What I understand is happening with the XL-1 in this mode, is that the camera captures one field (i.e. half the 480 lines = 240 lines in the NTSC system), and then fills in the missing half "electronically". So it fills in the missing interlaced lines to produce a sort of fake "progressive" scan, but at the expense of half your available resolution. When going to film, you need all the resolution you can possibly get hold of ........ so this is not such a smart idea. Not to mention the problems with the jerkiness or strobbing effect in this mode. However, this mode works great when (1) you use "freeze frame" during video playback (i.e. the result is better than in "interlaced" scanning mode) ....... and (2) when capturing a still frame for use in a computer etc. I'm told it also looks O.K. if you stay on tape (and some people tell me they prefer the "look" of the video in this mode ...... several people have told me this, in fact). And I know of one production in Seattle shooting in frame mode, that intends blowing up to film.


The second (main) piece of advise I can give you for the XL-1 if blowing up to film, is to not use the 16:9 setting with this particular camera, even if you are wanting 16:9 framing in the end. If you need the 16:9 frame as the final result, still shoot the normal 4:3, but frame for 16:9 in the viewfinder (masking off your monitor can also help in this regard). You will lose overall vertical resolution going to 16:9 no matter which route you go ..... about 20% in fact. But it is better NOT to switch to the 16:9 setting on the XL-1 camera at the time of shooting if blowing up to film.
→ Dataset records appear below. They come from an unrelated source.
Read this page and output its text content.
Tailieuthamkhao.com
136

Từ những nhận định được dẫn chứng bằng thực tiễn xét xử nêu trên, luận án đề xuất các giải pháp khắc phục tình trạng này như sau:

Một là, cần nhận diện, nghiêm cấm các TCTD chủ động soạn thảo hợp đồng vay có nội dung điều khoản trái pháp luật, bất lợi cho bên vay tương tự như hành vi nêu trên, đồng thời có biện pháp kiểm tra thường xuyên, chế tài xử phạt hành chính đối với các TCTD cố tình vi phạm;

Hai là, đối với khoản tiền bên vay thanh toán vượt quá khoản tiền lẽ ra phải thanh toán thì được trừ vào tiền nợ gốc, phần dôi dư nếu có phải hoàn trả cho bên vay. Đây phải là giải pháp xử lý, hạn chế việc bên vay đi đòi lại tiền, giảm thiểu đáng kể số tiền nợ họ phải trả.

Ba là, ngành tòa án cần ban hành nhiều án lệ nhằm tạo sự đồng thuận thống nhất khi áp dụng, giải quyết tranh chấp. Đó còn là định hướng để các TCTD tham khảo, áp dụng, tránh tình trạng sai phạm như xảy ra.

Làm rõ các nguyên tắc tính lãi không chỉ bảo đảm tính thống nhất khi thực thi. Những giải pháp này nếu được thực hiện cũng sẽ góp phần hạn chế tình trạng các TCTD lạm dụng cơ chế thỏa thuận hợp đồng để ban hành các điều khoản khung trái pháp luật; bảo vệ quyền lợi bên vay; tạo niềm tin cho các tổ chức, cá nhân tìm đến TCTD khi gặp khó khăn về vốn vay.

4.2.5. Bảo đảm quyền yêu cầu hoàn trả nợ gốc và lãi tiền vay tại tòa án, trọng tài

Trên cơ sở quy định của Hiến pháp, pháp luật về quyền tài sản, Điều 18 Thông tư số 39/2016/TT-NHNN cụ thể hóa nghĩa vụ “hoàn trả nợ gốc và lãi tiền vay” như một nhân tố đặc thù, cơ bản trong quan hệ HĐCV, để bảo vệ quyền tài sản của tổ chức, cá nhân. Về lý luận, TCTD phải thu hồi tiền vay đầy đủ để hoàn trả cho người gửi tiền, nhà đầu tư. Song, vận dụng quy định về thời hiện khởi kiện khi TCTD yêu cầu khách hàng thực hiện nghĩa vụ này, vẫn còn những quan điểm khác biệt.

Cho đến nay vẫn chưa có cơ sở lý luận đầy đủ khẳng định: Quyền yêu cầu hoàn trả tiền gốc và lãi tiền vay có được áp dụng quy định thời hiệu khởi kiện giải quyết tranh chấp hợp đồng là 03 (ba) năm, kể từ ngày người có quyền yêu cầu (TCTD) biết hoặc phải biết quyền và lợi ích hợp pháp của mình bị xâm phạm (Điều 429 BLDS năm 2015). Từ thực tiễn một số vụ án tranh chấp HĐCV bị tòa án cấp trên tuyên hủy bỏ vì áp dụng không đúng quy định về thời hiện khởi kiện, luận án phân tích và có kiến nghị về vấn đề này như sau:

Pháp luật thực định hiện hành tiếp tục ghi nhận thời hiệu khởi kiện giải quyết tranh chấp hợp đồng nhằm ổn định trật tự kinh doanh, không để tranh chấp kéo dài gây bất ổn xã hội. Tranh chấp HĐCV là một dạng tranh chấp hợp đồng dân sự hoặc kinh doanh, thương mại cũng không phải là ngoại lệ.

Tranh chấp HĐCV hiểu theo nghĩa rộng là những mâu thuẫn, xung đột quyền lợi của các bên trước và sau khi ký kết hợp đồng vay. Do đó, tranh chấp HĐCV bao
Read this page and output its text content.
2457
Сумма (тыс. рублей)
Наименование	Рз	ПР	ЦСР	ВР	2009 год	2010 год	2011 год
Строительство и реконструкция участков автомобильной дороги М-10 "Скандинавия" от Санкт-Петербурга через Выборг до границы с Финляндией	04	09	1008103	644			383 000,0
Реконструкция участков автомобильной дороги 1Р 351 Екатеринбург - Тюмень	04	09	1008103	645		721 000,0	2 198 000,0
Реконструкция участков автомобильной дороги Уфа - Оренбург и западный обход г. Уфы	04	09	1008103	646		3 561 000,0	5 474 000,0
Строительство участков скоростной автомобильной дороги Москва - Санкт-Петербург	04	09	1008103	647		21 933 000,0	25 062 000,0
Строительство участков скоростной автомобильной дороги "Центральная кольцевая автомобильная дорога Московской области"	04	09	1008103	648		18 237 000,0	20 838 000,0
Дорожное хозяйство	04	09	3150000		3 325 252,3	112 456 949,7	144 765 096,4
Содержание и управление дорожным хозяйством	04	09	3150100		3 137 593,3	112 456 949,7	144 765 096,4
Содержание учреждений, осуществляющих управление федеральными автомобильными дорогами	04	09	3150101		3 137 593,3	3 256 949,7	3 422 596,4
You will get a better result blowing up to film, if you let the lab extract the 16:9 or 1:1.85 frame from the full frame recording, at the time of the conversion process to film (I had the technical reason for this explained to me, but not sure if I can remember it clearly enough to repeat it?).


Generally speaking with the 16:9 option ...... with some cameras it is better to turn it on (i.e. the Sony VX1000) and other cameras it is better to turn it off (i.e. Canon XL-1). In the NTSC system, you are basically going to lose about 120 lines of vertical resolution, no matter what you do (this might be 60 from the top and 60 from the bottom, or all 120 from the top, or all 120 from the bottom of the frame). So your vertical resolution will be lowered from 480 lines to about 360 lines going from 4:3 to 16:9. However, if you do this extraction later in the lab (rather that at the time of shooting) you have a bit more scope, and a bit more freedom. And the lab can employ a few tricks in their computer to hang onto some of the "lost" resolution if you give them the full 480 lines to work with. But having said this, some labs recomment switching to 16:9 mode at the time of shooting, because the cropped image is more efficiently compressed to the DV format, producing, they say, less artifacts. It seems different labs offer different advise on this point (and also different advise for different camcorders, although that kinda makes sense to me).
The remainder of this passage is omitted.